Durante o encontro, foram apresentadas e discutidas as competências do Conselho Gestor. Entre as principais atribuições estão a elaboração do plano de aplicação dos recursos do fundo, a definição de diretrizes para investimentos ambientais e a aprovação dos relatórios de gestão. O colegiado também é responsável por deliberar sobre projetos financiados pelo FEGA, fiscalizar a execução dos recursos e propor medidas que contribuam para o aprimoramento das políticas ambientais do município.
Os conselheiros também conheceram as principais fontes de receita do fundo. O FEGA é abastecido por recursos provenientes de compensação ambiental, taxas de licenciamento e análise de projetos com impacto ambiental local, além de transferências, doações, rendimentos de aplicações financeiras e repasses oriundos do ICMS Ecológico — mecanismo que redistribui parte da arrecadação estadual para municípios que adotam práticas de conservação ambiental.
O secretário de Meio Ambiente, Diego Oliveira, destacou a importância do colegiado para direcionar os investimentos às demandas prioritárias da área ambiental. "Por meio da participação, da transparência e da gestão compartilhada, o Conselho contribui para que os recursos do Fundo sejam aplicados de forma responsável, eficiente e alinhada às reais necessidades do município, promovendo ações de conservação ambiental, educação ambiental, recuperação de áreas degradadas e incentivo a projetos sustentáveis", afirmou.
A criação de conselhos gestores para fundos ambientais municipais é uma prática reconhecida como boa governança pública. Ao envolver representantes da sociedade civil, do poder público e de outras instituições na decisão sobre o uso dos recursos, o modelo participativo tende a gerar mais transparência e legitimidade nas escolhas de investimento, reduzindo o risco de aplicação inadequada do dinheiro público destinado ao meio ambiente.

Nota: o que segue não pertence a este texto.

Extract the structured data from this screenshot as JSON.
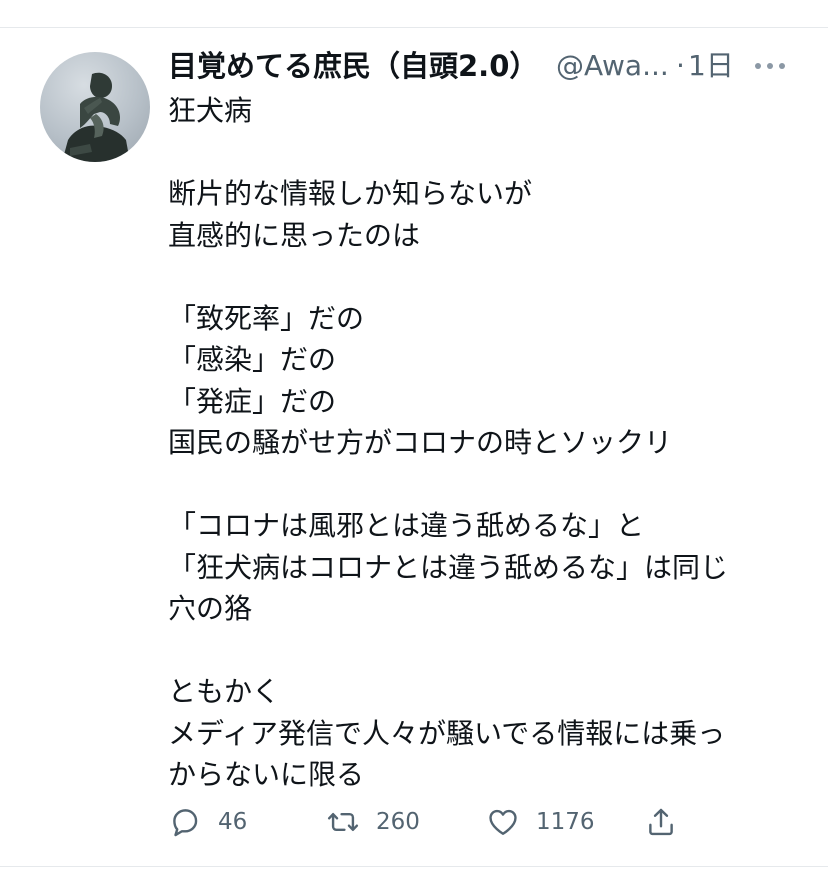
{
  "tweet": {
    "display_name": "目覚めてる庶民（自頭2.0）",
    "handle": "@Awa...",
    "separator": "·",
    "time": "1日",
    "more_icon": "more-horizontal-icon",
    "avatar_icon": "thinker-statue-avatar",
    "lines": [
      "狂犬病",
      "",
      "断片的な情報しか知らないが",
      "直感的に思ったのは",
      "",
      "「致死率」だの",
      "「感染」だの",
      "「発症」だの",
      "国民の騒がせ方がコロナの時とソックリ",
      "",
      "「コロナは風邪とは違う舐めるな」と",
      "「狂犬病はコロナとは違う舐めるな」は同じ",
      "穴の狢",
      "",
      "ともかく",
      "メディア発信で人々が騒いでる情報には乗っ",
      "からないに限る"
    ],
    "actions": {
      "reply": {
        "icon": "reply-icon",
        "count": "46"
      },
      "retweet": {
        "icon": "retweet-icon",
        "count": "260"
      },
      "like": {
        "icon": "heart-icon",
        "count": "1176"
      },
      "share": {
        "icon": "share-icon"
      }
    }
  },
  "colors": {
    "text_primary": "#0f1419",
    "text_secondary": "#536471",
    "divider": "#e6e9ec"
  }
}
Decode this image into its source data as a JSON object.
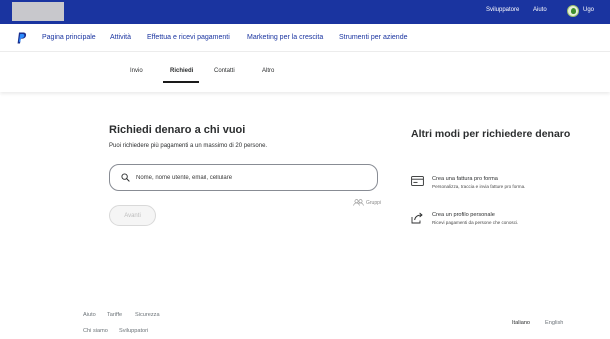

O ICMS Ecológico, uma das fontes de receita do FEGA, é um mecanismo importante para municípios mineiros: o estado redistribui parte do imposto arrecadado considerando critérios ambientais, como a existência de áreas de conservação e a qualidade da gestão de resíduos e saneamento. Quanto melhor o desempenho ambiental do município, maior tende a ser o repasse — o que cria um incentivo direto para que as prefeituras invistam em políticas de preservação.
Com a atuação efetiva do Conselho Gestor, a expectativa da Prefeitura de São Gonçalo do Rio Abaixo é ampliar a efetividade das ações ambientais no município, garantindo que os recursos do FEGA sejam utilizados de forma estratégica para promover qualidade de vida, preservação dos recursos naturais e desenvolvimento sustentável para as atuais e futuras gerações.